• 05.11.2014 16:48

  • von Pete Fink

Vorschau: Der Entscheidungsthriller von Phoenix

Die Entscheidung muss fallen: Wer schafft es in diesen so kontroversen Chase-Tagen ins Homestead-Finale? Und wie oft wird es in Phoenix wieder krachen?

(Motorsport-Total.com) - Sogar die Klapperschlangen in der Wüste von Arizona gehen in Deckung: Brad Keselowski und Co. reisen am Wochenende zum Quicken Loans for Heroes 500k auf dem Phoenix International Raceway. Viel steht auf dem Spiel: Es ist das vorletzte Sprint-Cup-Saisonrennen, in dem die Entscheidung um den Einzug in die "Final-Four" von Homestead fallen muss. Noch sind alle acht Titelkandidaten der "Eliminator-Round" in der Verlosung und spätestens seit Texas wissen alle: Es herrscht jede Menge Zündstoff!

Titel-Bild zur News: Phoenix

Dämmerung in der Wüste von Arizona: Was passiert am Sonntagabend?

Sowohl sportlich wie auch emotional. Nur 18 Punkte trennen die letzten Acht und die große Frage ist, ob auch jeder dieser Acht die Zielflagge sehen wird. Weniger aufgrund technischer Gebrechen, sondern weil einige Hälse dick sind. Jeff Gordon, Denny Hamlin, Kevin Harvick, Matt Kenseth - Keselowski und sein Penske-Team haben sich in den vergangenen Wochen keine guten Freunde gemacht. Einst sang unser Fußball-Kaiser Franz Beckenbauer: "Gute Freunde kann niemand trennen." Nehmen die NASCAR-Stars dies in Phoenix wieder allzu wörtlich?

Dramen gab es in der jüngsten Phoenix-Vergangenheit einige: Hamlin warf 2010 seinen fast schon sicheren Titel weg, als ihn die Konkurrenz benzinstrategisch austrickste. 2012 versaute Jeff Gordon in einer Privatfehde samt angeschlossener Schlägerei Clint Bowyer (Waltrip-Toyota) dessen verbleibende Titelchancen. Im Vorjahr lieferte das Gibbs-Team von Matt Kenseth eine unterirdische Vorstellung ab, was Jimmie Johnson (Hendrick-Chevrolet) wieder einmal eine Steilvorlage für Homestead bescherte.

Johnson war in den vergangenen Jahren quasi die einzige Phoenix-Konstante, weil er es in der Wüste von Arizona (fast) immer hinbekam, mit einem riesigen Punktevorsprung nach Homestead zu reisen. Dies wird am kommenden Wochenende nicht der Fall sein. 312 Runden sind auf dem flachen Ein-Meilen-Oval zu absolvieren und angesichts dessen, was auf dem Spiel steht, dürfen die Fans auch 312 Kracher-Runden erwarten. Im wahrsten Sinne des Wortes vermutlich.
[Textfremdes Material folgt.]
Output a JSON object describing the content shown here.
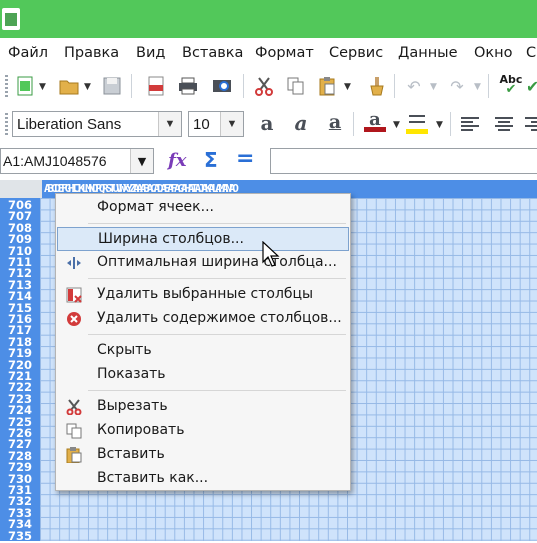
{
  "menubar": {
    "items": [
      {
        "label": "Файл"
      },
      {
        "label": "Правка"
      },
      {
        "label": "Вид"
      },
      {
        "label": "Вставка"
      },
      {
        "label": "Формат"
      },
      {
        "label": "Сервис"
      },
      {
        "label": "Данные"
      },
      {
        "label": "Окно"
      },
      {
        "label": "С"
      }
    ]
  },
  "toolbar2": {
    "font_name": "Liberation Sans",
    "font_size": "10"
  },
  "formula": {
    "name_box": "A1:AMJ1048576",
    "content": ""
  },
  "sheet": {
    "column_header_text": "ABCDEFGHIJKLMNOPQRSTUVWXYZAAABACADAEAFAGAHAIAJAKALAMANAO",
    "rows": [
      "706",
      "707",
      "708",
      "709",
      "710",
      "711",
      "712",
      "713",
      "714",
      "715",
      "716",
      "717",
      "718",
      "719",
      "720",
      "721",
      "722",
      "723",
      "724",
      "725",
      "726",
      "727",
      "728",
      "729",
      "730",
      "731",
      "732",
      "733",
      "734",
      "735"
    ]
  },
  "context_menu": {
    "items": [
      {
        "label": "Формат ячеек...",
        "icon": "none"
      },
      {
        "label": "Ширина столбцов...",
        "icon": "none",
        "highlighted": true
      },
      {
        "label": "Оптимальная ширина столбца...",
        "icon": "optimal-width-icon"
      },
      {
        "label": "Удалить выбранные столбцы",
        "icon": "delete-columns-icon"
      },
      {
        "label": "Удалить содержимое столбцов...",
        "icon": "clear-contents-icon"
      },
      {
        "label": "Скрыть",
        "icon": "none"
      },
      {
        "label": "Показать",
        "icon": "none"
      },
      {
        "label": "Вырезать",
        "icon": "scissors-icon"
      },
      {
        "label": "Копировать",
        "icon": "copy-icon"
      },
      {
        "label": "Вставить",
        "icon": "paste-icon"
      },
      {
        "label": "Вставить как...",
        "icon": "none"
      }
    ]
  },
  "colors": {
    "titlebar": "#52c85a",
    "header_selected": "#4d8ee6",
    "cell_selected": "#cfe3fb",
    "menu_highlight": "#dbe9f8"
  }
}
Drei von Acht können taktieren - oder nicht?

Phoenix ist eigentlich ein Oval, das in den 1960er Jahren für die Open-Wheeler erbaut wurde. Seit den 1980er-Jahren übernahm dort die NASCAR sukzessive das Ruder und trägt seit der Installation der Flutlichtanlage 2005 sogar zwei Saisonrennen aus. Der letzte von mehreren Umbauten geschah im Jahr 2011, sodass die Strecke heute ein progressives Banking (10 bis 12 Grad in den Kurven eins und zwei, 8 bis 9 Grad in den Kurven drei und vier) aufweist. Der markante Punkt ist jedoch das "Dog-Leg" auf der Gegengerade.

Ryan Newman

Ist Ryan Newman der Hecht im Karpfenteich der Streithähne? Zoom

"Phoenix besitzt das Potenzial für einige verrückte Restarts, vor allem wegen dem Dog-Leg", orakelt etwa Ryan Newman. Der Childress-Pilot ist in diesen so turbulenten NASCAR-Tagen so etwas wie ein durchaus wohltuender Ruhepol und könnte, obwohl nach wie vor sieglos, zum ganz großen Schlag ausholen: "Es geht um Siege und die Konstanz. Siege haben wir nicht, dafür aber die Konstanz und daher gelten wir als Außenseiter." Er sagt mittlerweile: "Sicher wollen wir den Titel holen, aber die wirklich schwierige Frage ist die Frage nach dem Wie?"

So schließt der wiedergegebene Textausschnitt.